Have you ever thought about what legacy you are going to leave behind? No, I’m not talking about where you leave your money (if any) when you die, or even how much you donate to worthy causes while you’re still alive, though I hope you do! This has nothing to do with money, at all (except, as always, that how we handle our material resources can reveal quite a lot about our character and true priorities).

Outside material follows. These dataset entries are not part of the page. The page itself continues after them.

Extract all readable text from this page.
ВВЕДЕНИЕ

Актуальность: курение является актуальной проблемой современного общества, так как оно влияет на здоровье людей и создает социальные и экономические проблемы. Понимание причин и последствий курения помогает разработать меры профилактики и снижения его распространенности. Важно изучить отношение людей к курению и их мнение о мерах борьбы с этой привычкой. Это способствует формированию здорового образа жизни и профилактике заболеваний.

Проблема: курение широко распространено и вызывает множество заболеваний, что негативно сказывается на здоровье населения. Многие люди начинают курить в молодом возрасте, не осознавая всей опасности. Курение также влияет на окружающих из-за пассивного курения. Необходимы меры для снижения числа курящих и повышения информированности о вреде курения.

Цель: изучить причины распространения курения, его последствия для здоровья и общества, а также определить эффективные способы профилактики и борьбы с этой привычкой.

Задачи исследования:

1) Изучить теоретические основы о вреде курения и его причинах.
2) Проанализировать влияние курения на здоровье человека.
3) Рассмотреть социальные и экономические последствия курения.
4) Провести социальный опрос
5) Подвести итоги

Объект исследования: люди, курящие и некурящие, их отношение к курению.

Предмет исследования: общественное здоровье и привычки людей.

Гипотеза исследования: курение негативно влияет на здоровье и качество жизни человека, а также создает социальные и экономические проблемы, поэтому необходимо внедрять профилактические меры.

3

Nor am I talking about whether they’ll remember you as a nice person (though I hope we will all be remembered as loving, kind, patient, generous people). I want to go a little further, add one more adjective. What will be your eternal legacy? How has the life you live affected other people – as C. S. Lewis famously said:
“There are no ordinary people. You have never talked to a mere mortal. Nations, cultures, arts, civilizations - these are mortal, and their life is to ours as the life of a gnat. But it is immortals whom we joke with, work with, marry, snub and exploit - immortal horrors or everlasting splendours.”

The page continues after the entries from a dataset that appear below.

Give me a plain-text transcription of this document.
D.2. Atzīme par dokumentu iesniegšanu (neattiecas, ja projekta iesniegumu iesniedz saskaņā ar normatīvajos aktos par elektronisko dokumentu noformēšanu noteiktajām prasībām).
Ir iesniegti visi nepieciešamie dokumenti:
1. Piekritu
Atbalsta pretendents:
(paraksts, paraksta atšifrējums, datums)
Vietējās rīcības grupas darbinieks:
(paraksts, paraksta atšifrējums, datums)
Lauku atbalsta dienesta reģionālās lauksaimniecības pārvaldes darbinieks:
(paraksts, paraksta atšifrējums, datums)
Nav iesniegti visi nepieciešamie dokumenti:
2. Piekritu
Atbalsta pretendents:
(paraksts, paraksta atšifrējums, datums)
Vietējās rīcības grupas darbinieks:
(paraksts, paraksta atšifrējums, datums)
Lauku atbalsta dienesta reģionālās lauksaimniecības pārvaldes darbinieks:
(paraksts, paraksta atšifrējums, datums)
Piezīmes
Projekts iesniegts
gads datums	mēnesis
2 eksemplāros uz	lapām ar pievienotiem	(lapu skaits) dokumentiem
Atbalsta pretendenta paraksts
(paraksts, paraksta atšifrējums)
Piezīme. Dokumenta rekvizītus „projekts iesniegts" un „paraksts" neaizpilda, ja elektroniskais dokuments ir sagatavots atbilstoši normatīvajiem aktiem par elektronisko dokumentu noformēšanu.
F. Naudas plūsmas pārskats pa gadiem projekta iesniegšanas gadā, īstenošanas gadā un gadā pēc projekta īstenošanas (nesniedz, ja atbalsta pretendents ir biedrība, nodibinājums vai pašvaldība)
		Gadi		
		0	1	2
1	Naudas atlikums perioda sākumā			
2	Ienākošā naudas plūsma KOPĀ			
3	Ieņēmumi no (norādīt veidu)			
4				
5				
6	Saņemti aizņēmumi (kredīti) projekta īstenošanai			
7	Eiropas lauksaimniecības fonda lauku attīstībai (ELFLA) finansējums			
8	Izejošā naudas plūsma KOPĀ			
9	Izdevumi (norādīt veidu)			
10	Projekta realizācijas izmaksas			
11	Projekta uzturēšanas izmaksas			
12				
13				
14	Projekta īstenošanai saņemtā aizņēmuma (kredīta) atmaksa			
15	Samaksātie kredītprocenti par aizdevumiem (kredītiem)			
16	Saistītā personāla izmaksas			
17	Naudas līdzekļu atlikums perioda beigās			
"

Many, many years ago I was arrested by a question I read or heard somewhere, “If you were to die tonight, what legacy would you leave your children?” It is a question worth pondering, not just for parents (though, as a young mum that was my chief concern at the time), but in all our relationships, in every interaction in our daily lives we are potentially leaving a legacy in other people’s lives, and none of us know which moments will be weighty with influence. In response to that question I wrote a poem to put together my thoughts on the matter. I hope that, by the grace of God, my response was more than thoughts and words.
THE LEGACY - A LETTER TO MY CHILDREN
If these, my limbs, I lay them down tonight,
Should (‘tis a fancy) sullen-stiff in death;
If this, my only heart, should cease to throb,
These, my now-words, become my final breath;
What should I leave you? Ah, my dears, my dears!
Warm arms? (But they are easily replaced.)
A listening ear? (Yes, those, I grant, are few.)
The swiftly fading memory of a face?
O, little ones, my motherhood is small,
But ah, my dreams are large! For you I claim
A heritage among the vasty stars,
A hope so great I scarce can speak its name!
What should I leave you? Nothing hands can hold.
But I may wish for you a burning joy,
To slice the swamped complaisance from your days;
A dream that drudgery cannot destroy.
Success? I care not! But I so much care,
That you should have integrity of soul.
Embrace that truth which casts all falsehood out.
Disdain hypocrisy. Strive to be whole.
I care that you should love, not carelessly,
But deeply, past your comfort's customed span;
To lay your life down for another's sake,
For such is the true measure of a man.
Though all these fail, one thing, one thing I pray:
That you should know the God Whom I have known,
Not as a nursery tale, Reality!
For this my prayers, for this my tears are sown;
That you might harvest-reap! To know Him, Whom
To know is life eternal, Jesus Christ,
In Whom, possessing, you possess all things.
Then might I die, and know my own have life!